Pour la troisième fois en six mois, Cuba connaît un effondrement total de son réseau électrique. La panne, survenue ces derniers jours, a privé d'électricité la quasi-totalité du territoire, selon les autorités cubaines. Aucun bilan précis des zones touchées ni des délais de rétablissement n'a encore été communiqué par le gouvernement.
Ce nouvel incident s'inscrit dans une série de défaillances majeures qui mettent en lumière la fragilité croissante du système énergétique cubain. Les précédentes coupures générales avaient déjà perturbé la vie quotidienne et l'économie de l'île, aggravant une situation déjà tendue.
Les causes structurelles
Les autorités cubaines attribuent cette récurrence à plusieurs facteurs. Le premier est la vétusté des centrales thermiques, qui peinent à fonctionner à pleine capacité faute de maintenance et de pièces détachées. Le second, et non des moindres, est la difficulté d'approvisionnement en fioul et en pétrole brut, nécessaire au fonctionnement des générateurs.

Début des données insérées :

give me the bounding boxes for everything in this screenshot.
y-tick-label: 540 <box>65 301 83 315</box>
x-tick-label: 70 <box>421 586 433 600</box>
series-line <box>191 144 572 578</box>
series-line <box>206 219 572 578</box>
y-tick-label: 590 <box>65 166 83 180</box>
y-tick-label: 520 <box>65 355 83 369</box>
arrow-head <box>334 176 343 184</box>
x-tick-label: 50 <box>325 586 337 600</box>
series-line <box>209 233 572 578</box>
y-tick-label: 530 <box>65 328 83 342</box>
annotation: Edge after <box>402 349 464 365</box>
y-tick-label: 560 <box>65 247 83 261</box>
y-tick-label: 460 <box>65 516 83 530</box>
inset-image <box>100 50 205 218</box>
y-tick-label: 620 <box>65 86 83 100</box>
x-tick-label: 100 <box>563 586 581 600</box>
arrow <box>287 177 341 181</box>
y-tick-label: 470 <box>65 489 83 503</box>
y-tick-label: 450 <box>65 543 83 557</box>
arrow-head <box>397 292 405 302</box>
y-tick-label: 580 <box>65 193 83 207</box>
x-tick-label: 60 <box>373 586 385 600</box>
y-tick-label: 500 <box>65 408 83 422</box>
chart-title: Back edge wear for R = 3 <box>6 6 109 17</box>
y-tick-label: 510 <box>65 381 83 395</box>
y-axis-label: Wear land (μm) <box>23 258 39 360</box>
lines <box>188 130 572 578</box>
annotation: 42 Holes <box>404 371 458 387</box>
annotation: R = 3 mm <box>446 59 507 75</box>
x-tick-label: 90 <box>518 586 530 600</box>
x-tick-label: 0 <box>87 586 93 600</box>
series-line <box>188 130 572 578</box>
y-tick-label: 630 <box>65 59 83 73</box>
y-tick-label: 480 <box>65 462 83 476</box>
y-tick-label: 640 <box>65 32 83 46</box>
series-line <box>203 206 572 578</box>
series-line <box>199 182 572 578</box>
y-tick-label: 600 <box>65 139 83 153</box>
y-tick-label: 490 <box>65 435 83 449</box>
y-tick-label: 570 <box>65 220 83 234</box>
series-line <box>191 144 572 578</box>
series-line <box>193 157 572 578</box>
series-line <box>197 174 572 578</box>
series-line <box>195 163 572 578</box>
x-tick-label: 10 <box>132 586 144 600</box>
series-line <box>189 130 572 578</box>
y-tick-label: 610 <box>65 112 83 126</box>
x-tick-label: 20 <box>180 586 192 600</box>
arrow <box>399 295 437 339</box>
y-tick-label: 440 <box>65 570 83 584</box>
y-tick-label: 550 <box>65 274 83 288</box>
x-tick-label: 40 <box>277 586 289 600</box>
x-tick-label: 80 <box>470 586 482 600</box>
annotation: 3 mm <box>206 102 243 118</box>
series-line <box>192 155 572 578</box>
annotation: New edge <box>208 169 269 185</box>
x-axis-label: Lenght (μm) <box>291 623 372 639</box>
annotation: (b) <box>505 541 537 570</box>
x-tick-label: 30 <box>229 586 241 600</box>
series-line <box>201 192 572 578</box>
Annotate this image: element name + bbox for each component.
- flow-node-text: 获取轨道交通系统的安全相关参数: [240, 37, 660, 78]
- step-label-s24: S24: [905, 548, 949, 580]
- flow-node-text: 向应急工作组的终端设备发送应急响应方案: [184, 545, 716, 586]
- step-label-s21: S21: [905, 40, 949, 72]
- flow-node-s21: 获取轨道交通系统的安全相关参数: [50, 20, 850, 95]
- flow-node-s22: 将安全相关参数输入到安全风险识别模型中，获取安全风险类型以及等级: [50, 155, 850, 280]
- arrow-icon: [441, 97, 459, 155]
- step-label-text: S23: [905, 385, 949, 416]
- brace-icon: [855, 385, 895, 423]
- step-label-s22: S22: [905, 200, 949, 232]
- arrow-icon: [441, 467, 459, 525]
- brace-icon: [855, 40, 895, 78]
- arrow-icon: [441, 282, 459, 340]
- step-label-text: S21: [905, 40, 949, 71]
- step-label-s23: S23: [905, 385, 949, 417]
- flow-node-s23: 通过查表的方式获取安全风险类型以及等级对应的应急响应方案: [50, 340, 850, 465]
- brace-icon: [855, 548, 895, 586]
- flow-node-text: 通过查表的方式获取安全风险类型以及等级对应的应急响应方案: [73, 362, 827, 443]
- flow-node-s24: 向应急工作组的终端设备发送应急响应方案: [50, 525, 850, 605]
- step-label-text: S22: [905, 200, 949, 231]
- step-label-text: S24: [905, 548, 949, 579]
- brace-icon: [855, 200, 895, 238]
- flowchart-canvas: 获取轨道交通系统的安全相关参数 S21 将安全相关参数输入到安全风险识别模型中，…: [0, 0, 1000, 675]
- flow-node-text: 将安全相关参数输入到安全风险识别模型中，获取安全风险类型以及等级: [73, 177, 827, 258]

Cuba est en effet soumis à un embargo économique, commercial et financier imposé par les États-Unis depuis 1962. Ce blocus, particulièrement renforcé sous l'administration précédente, restreint sévèrement les importations de carburant vers l'île. Les navires transportant du pétrole doivent souvent faire face à des obstacles logistiques et à des menaces de sanctions, ce qui réduit les livraisons et renchérit le coût du combustible.
Un embargo qui pèse lourd
Le blocus américain empêche Cuba d'acheter du pétrole auprès de pays tiers sans risquer des représailles, et limite également l'accès aux technologies modernes de production d'énergie. Les responsables cubains dénoncent régulièrement ces mesures comme étant la cause principale des difficultés énergétiques du pays. De l'autre côté, les autorités américaines justifient le maintien de l'embargo par la situation politique à Cuba.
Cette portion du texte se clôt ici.